La loi n°13/2003 du 10 avril 2003 portant code de l’eau dont l’objet est la mise en œuvre d’une politique visant à :
assurer une utilisation rationnelle de la ressource en eau... ;
prévenir les effets nuisibles de l’eau ; lutter contre la pollution de l’eau (art 2) ;
L’ordonnance n°22-70 du 14 juillet 1970 sur la mer territoriale, la pollution des eaux de la mer, l’exercice de la pêche maritime, l’exploitation des produits de la mer.
La loi n°2-2000 du 1er février 2000 portant organisation de la pêche maritime.
La loi n°9-2004 du 26 mars 2004 portant code du domaine de l’État.
Comme nous l’avons signalé ci-devant, le droit pénal de l’environnement est totalement dépendant du droit de l’environnement, sauf dans quelques rares cas où il renvoie certains faits à la sanction du code pénal général, par exemple, en cas d’incendie volontaire ayant causé des pertes en vies humaines (art.138 de la loi n°16-2000 du 20 novembre 2000 portant code forestier).
La particularité du droit pénal de l’environnement se situe au niveau de la recherche et de la constatation des infractions, mais aussi au niveau du traitement de celles-ci.
LA RECHERCHE ET LA CONSTATATION DES INFRACTIONS
Le code de procédure pénale dispose en son article 15 : « La police judiciaire comprend :
1°/- les officiers de police judiciaire ;
2°/- les fonctionnaires et agents auxquels sont attribuées par la loi certaines fonctions de police judiciaire » ;
En matière de protection de l’environnement, la recherche et la constatation des infractions, voire leur poursuite, sont effectuées par des agents assermentés des eaux et forêts, l’autorité maritime, les officiers commandant les bâtiments de l’Etat, les agents de douane, les personnes chargées d’une mission de contrôle à bord des navires dûment habilitées par le Directeur de la marine marchande et assermentées, les vétérinaires et autres agents habilités des services d’hygiène publique, les agents de l’administration des douanes en ce qui concerne l’occupation du domaine public en général qui exercent des fonctions de police judiciaire parallèlement avec les officiers de police judiciaire de la police et de la gendarmerie.

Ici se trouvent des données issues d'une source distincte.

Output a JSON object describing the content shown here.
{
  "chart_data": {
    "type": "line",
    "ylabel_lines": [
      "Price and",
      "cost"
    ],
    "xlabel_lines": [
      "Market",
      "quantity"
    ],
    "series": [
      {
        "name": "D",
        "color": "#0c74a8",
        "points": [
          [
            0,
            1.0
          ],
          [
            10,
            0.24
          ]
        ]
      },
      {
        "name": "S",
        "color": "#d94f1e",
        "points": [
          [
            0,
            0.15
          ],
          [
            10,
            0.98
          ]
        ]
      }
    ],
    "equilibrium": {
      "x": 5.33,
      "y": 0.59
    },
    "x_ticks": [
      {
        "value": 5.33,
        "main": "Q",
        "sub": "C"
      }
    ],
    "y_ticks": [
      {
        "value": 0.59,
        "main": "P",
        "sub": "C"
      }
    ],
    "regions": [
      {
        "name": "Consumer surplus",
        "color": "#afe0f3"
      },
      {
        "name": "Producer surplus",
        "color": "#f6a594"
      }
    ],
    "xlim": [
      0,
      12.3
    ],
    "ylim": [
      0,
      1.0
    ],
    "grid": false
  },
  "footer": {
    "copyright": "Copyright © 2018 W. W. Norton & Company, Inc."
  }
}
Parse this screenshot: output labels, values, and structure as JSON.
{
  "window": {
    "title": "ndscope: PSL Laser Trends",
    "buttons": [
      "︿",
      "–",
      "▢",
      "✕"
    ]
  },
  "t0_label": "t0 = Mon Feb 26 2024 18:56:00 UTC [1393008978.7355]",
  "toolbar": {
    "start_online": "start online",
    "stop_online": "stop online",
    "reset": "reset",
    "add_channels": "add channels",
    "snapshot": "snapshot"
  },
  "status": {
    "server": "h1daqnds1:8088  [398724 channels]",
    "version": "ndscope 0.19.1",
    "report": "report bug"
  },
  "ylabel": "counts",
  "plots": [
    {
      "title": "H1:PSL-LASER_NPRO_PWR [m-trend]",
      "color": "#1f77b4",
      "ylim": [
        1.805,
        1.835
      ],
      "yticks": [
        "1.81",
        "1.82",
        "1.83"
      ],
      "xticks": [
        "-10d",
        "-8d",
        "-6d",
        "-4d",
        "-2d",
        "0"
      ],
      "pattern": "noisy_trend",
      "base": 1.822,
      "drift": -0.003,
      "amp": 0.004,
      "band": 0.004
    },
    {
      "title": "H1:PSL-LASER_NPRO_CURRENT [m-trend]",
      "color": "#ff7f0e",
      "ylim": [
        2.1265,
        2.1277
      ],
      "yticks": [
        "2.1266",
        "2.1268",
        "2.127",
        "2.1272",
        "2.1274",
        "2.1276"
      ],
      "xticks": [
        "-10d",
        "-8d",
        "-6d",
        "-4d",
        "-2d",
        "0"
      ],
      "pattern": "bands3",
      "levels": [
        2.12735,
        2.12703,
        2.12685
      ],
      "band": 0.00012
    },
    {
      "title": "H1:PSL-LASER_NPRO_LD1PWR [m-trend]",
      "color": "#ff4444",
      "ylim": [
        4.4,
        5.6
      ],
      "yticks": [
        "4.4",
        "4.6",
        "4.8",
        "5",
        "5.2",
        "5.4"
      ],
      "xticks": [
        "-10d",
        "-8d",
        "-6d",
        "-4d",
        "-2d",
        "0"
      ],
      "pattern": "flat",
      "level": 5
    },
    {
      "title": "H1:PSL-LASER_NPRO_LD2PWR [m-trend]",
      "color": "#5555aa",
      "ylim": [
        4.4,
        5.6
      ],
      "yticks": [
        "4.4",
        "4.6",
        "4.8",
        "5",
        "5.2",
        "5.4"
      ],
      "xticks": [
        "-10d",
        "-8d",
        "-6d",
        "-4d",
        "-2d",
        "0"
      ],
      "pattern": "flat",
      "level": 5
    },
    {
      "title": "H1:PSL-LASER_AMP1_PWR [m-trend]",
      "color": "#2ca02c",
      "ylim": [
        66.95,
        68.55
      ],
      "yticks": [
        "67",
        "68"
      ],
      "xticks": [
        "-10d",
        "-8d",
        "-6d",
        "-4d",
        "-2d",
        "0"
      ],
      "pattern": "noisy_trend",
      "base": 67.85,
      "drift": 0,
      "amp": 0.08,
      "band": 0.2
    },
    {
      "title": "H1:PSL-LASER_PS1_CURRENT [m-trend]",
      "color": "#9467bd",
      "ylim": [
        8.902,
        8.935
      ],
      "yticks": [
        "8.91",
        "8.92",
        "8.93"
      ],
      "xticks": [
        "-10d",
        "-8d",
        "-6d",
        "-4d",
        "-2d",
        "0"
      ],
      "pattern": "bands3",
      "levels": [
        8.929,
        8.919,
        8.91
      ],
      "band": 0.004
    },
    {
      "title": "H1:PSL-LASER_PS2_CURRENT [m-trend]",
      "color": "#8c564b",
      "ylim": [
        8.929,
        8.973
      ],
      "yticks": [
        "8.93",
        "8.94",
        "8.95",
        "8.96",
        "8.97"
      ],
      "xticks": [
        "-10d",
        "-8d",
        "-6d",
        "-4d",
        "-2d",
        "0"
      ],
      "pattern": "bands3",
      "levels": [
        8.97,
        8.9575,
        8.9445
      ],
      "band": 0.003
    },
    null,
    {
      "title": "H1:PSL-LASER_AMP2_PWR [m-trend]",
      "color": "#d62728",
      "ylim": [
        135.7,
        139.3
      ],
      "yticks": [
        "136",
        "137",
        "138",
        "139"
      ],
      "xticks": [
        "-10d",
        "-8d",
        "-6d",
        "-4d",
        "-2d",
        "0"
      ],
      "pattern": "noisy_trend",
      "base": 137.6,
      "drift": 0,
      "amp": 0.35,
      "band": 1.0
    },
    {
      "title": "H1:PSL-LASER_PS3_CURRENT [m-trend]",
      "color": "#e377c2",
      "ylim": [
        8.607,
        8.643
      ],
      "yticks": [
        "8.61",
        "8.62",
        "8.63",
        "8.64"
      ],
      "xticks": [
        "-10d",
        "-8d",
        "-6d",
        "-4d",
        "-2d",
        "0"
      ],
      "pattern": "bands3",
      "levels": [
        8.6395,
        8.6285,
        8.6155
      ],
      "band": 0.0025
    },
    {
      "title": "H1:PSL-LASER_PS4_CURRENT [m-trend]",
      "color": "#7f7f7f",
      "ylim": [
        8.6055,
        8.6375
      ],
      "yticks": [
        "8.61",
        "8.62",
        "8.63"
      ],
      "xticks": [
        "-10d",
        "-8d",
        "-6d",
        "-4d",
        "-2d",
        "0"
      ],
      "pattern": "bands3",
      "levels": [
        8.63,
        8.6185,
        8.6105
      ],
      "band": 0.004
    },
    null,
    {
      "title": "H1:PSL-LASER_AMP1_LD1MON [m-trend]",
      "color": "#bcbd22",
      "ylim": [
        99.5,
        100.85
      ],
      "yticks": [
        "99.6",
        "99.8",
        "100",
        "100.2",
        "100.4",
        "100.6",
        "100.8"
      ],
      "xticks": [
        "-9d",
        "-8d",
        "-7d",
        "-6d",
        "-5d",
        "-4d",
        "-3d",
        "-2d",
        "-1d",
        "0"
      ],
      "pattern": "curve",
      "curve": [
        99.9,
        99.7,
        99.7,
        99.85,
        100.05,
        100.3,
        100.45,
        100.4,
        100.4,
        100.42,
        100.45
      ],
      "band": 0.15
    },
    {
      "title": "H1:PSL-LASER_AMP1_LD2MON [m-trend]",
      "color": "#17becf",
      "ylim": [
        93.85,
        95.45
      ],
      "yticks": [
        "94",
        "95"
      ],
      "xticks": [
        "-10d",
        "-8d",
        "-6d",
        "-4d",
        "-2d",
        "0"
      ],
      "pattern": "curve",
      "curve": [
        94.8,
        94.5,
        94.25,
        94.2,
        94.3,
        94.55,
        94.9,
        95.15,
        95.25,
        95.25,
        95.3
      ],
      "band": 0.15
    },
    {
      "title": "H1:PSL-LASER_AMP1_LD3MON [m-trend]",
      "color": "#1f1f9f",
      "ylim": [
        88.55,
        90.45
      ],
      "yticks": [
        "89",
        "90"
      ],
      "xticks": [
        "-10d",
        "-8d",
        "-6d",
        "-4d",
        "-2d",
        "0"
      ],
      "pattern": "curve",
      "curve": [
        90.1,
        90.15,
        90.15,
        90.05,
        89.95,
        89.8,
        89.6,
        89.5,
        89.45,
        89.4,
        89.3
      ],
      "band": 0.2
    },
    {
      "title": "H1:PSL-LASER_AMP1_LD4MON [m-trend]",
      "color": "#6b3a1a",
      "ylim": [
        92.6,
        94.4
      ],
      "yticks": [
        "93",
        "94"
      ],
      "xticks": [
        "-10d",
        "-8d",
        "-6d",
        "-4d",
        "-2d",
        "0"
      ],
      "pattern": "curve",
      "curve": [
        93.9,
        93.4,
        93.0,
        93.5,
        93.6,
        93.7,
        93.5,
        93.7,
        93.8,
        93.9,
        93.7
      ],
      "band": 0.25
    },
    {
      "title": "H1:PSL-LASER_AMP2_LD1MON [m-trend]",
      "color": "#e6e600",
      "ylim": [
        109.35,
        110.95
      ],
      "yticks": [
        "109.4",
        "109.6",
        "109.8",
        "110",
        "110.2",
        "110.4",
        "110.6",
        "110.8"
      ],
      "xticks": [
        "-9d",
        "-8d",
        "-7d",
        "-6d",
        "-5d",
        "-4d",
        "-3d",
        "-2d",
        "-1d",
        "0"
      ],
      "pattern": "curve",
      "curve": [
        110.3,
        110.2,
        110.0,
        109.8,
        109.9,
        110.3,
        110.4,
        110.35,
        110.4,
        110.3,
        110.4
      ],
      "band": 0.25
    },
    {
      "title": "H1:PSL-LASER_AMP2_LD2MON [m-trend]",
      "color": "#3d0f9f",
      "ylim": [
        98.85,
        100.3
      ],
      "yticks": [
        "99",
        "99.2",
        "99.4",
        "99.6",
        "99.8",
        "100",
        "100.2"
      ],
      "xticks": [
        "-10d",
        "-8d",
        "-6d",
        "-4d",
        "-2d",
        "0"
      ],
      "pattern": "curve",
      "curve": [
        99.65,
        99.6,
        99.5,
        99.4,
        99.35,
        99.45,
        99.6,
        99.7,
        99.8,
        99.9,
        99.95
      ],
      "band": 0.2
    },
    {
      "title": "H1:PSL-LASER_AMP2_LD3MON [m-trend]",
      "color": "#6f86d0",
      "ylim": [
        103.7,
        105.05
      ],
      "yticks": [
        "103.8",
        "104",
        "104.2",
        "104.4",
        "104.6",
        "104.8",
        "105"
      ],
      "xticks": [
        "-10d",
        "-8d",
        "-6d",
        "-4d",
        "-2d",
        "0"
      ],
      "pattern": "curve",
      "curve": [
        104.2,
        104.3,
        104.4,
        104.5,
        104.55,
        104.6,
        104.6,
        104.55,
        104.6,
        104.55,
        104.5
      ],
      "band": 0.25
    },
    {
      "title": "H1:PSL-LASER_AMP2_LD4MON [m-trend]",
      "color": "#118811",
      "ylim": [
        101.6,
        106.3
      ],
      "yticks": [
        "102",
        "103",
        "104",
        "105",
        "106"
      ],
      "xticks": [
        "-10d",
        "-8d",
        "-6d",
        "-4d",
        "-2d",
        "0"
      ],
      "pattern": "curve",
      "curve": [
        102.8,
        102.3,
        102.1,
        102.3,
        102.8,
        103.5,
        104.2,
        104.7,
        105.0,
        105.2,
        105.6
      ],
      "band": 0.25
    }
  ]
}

Ces compétences sont également reconnues à certains fonctionnaires évoluant dans les administrations centrales des eaux et forêts, de la pêche, de la santé, des mines et énergie, de l’hydraulique, des transports et aviation civile, des travaux publics et construction ; ces autorités habilitées, ont un large droit d’accès à tout endroit susceptible de renfermer des preuves, ou à titre préventif pour y exercer une certaine surveillance ; elles ont également le pouvoir de saisir, de confisquer ou de mettre sous séquestre les objets constituant des éléments de preuve ou des commencements de preuve ;
La constatation des infractions se fait par procès-verbaux ou par témoin.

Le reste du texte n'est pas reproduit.